# System call interception
LXD supports intercepting some specific system calls from unprivileged
containers and if they're considered to be safe, will executed with
elevated privileges on the host.

Doing so comes with a performance impact for the syscall in question and
will cause some work for LXD to evaluate the request and if allowed,
process it with elevated privileges.

## Available system calls
### mknod / mknodat
The `mknod` and `mknodat` system calls can be used to create a variety of special files.

Most commonly inside containers, they may be called to create block or character devices.
Creating such devices isn't allowed in unprivileged containers as this
is a very easy way to escalate privileges by allowing direct write
access to resources like disks or memory.

But there are files which are safe to create. For those, intercepting
this syscall may unblock some specific workloads and allow them to run
inside an unprivileged containers.

The devices which are currently allowed are:

 - overlayfs whiteout (char 0:0)
 - /dev/console (char 5:1)
 - /dev/full (char 1:7)
 - /dev/null (char 1:3)
 - /dev/random (char 1:8)
 - /dev/tty (char 5:0)
 - /dev/urandom (char 1:9)
 - /dev/zero (char 1:5)

All file types other than character devices are currently sent to the
kernel as usual, so enabling this feature doesn't change their behavior
at all.

This can be enabled by setting `security.syscalls.intercept.mknod` to `true`.

### setxattr
The `setxattr` system call is used to set extended attributes on files.

The attributes which are handled by this currently are:

 - trusted.overlay.opaque (overlayfs directory whiteout)

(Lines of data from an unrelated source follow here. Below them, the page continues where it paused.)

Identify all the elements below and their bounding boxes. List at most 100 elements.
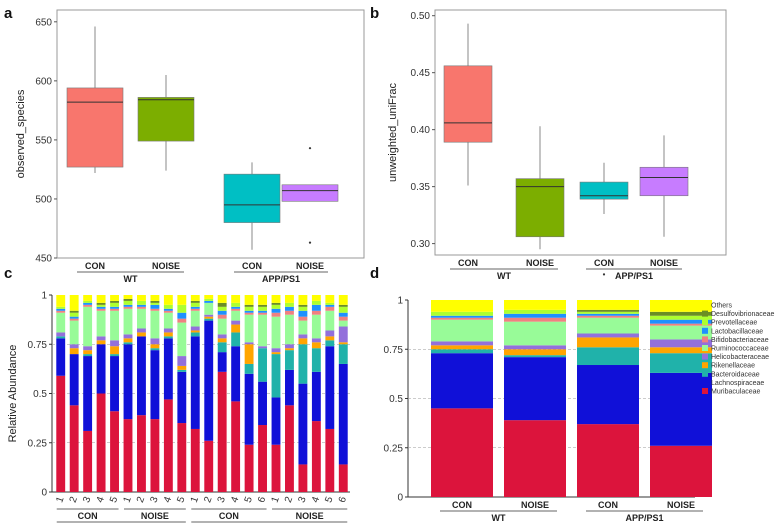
bar-segment-lactobacillaceae [504,313,566,318]
bar-segment-helicobacteraceae [431,341,493,346]
bar-segment-prevotellaceae [231,302,241,307]
bar-segment-lactobacillaceae [150,304,160,309]
bar-segment-lactobacillaceae [431,315,493,318]
bar-segment-muribaculaceae [69,405,79,492]
legend-swatch [702,379,708,386]
bar-segment-rikenellaceae [217,338,227,343]
bar-segment-lachnospiraceae [271,397,281,445]
bar-segment-bifidobacteriaceae [150,308,160,311]
bar-segment-bacteroidaceae [577,347,639,366]
bar-segment-bacteroidaceae [271,354,281,398]
y-tick-label: 0.30 [411,239,431,250]
bar-segment-lactobacillaceae [325,304,335,307]
bar-segment-rikenellaceae [650,347,712,354]
bar-segment-lachnospiraceae [650,372,712,446]
bar-segment-muribaculaceae [56,375,66,492]
bar-segment-others [83,295,93,301]
bar-segment-prevotellaceae [258,306,267,311]
bar-segment-others [231,295,241,303]
box-appps1-con [579,181,629,200]
bar-segment-bifidobacteriaceae [110,308,119,311]
bar-segment-muribaculaceae [431,408,493,497]
bar-segment-ruminococcaceae [56,312,66,333]
box-appps1-noise [281,184,339,202]
bar-segment-desulfovibrionaceae [298,304,308,307]
bar-segment-lactobacillaceae [69,316,79,319]
panel-label-d: d [370,265,379,282]
legend-label: Bacteroidaceae [711,371,760,378]
bar-segment-prevotellaceae [137,300,146,305]
y-axis-label: Relative Abundance [7,345,19,443]
bar-segment-lactobacillaceae [204,300,214,303]
bar-segment-muribaculaceae [190,428,200,492]
subgroup-label: CON [242,261,262,271]
bar-segment-lactobacillaceae [311,304,321,311]
y-tick-label: 1 [41,291,47,302]
bar-segment-others [325,295,335,303]
bar-segment-others [150,295,160,301]
y-tick-label: 0.5 [33,389,47,400]
bar-segment-bifidobacteriaceae [650,323,712,326]
bar-segment-rikenellaceae [285,348,294,351]
bar-segment-prevotellaceae [83,300,93,303]
bar-segment-bacteroidaceae [110,354,119,357]
bar-segment-others [217,295,227,303]
bar-segment-lactobacillaceae [137,304,146,307]
bar-segment-prevotellaceae [217,306,227,311]
bar-segment-muribaculaceae [244,444,254,492]
bar-segment-bacteroidaceae [204,318,214,321]
bar-segment-lachnospiraceae [177,371,187,424]
bar-segment-ruminococcaceae [163,312,173,329]
legend-swatch [702,327,708,334]
bar-segment-ruminococcaceae [244,314,254,343]
bar-segment-muribaculaceae [231,401,241,492]
group-label: WT [497,271,511,281]
bar-segment-lactobacillaceae [338,312,348,317]
legend-swatch [702,388,708,394]
legend-label: Rikenellaceae [711,363,755,370]
bar-segment-prevotellaceae [298,306,308,311]
sample-label: 2 [68,495,80,504]
legend-swatch [702,302,708,308]
bar-segment-bifidobacteriaceae [338,316,348,321]
bar-segment-lachnospiraceae [244,373,254,445]
bar-segment-lachnospiraceae [163,338,173,400]
bar-segment-prevotellaceae [244,306,254,311]
bar-segment-bacteroidaceae [56,336,66,339]
bar-segment-helicobacteraceae [244,342,254,345]
subgroup-label: NOISE [152,261,180,271]
bar-segment-bifidobacteriaceae [504,317,566,322]
bar-segment-bifidobacteriaceae [217,314,227,319]
bar-segment-rikenellaceae [577,337,639,348]
sample-label: 5 [243,495,255,504]
bar-segment-others [163,295,173,305]
legend-swatch [702,353,708,360]
bar-segment-lactobacillaceae [56,308,66,311]
subgroup-label: NOISE [141,511,169,521]
sample-label: 3 [81,495,93,504]
bar-segment-rikenellaceae [163,332,173,337]
y-tick-label: 0.25 [384,443,404,454]
outlier-point [602,273,606,276]
bar-segment-rikenellaceae [231,324,241,333]
bar-segment-others [56,295,66,307]
bar-segment-ruminococcaceae [190,310,200,327]
bar-segment-ruminococcaceae [83,306,93,347]
bar-segment-muribaculaceae [325,428,335,492]
y-tick-label: 600 [35,76,52,87]
panel-label-c: c [4,265,12,282]
sample-label: 5 [175,495,187,504]
category-label: CON [452,500,472,510]
bar-segment-bacteroidaceae [504,355,566,358]
bar-segment-others [271,295,281,303]
bar-segment-bacteroidaceae [190,332,200,337]
bar-segment-ruminococcaceae [177,322,187,357]
bar-segment-ruminococcaceae [285,314,294,345]
box-wt-noise [515,178,565,238]
bar-segment-rikenellaceae [69,348,79,355]
bar-segment-desulfovibrionaceae [150,300,160,303]
outlier-point [308,147,312,150]
bar-segment-others [577,300,639,310]
legend-label: Others [711,303,733,310]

Note that because the mediation must happen on a number of character
strings, there is no easy way at present to only intercept the few
attributes we care about. As we only allow the attributes above, this
may result in breakage for other attributes that would have been
previously allowed by the kernel.

This can be enabled by setting `security.syscalls.intercept.setxattr` to `true`.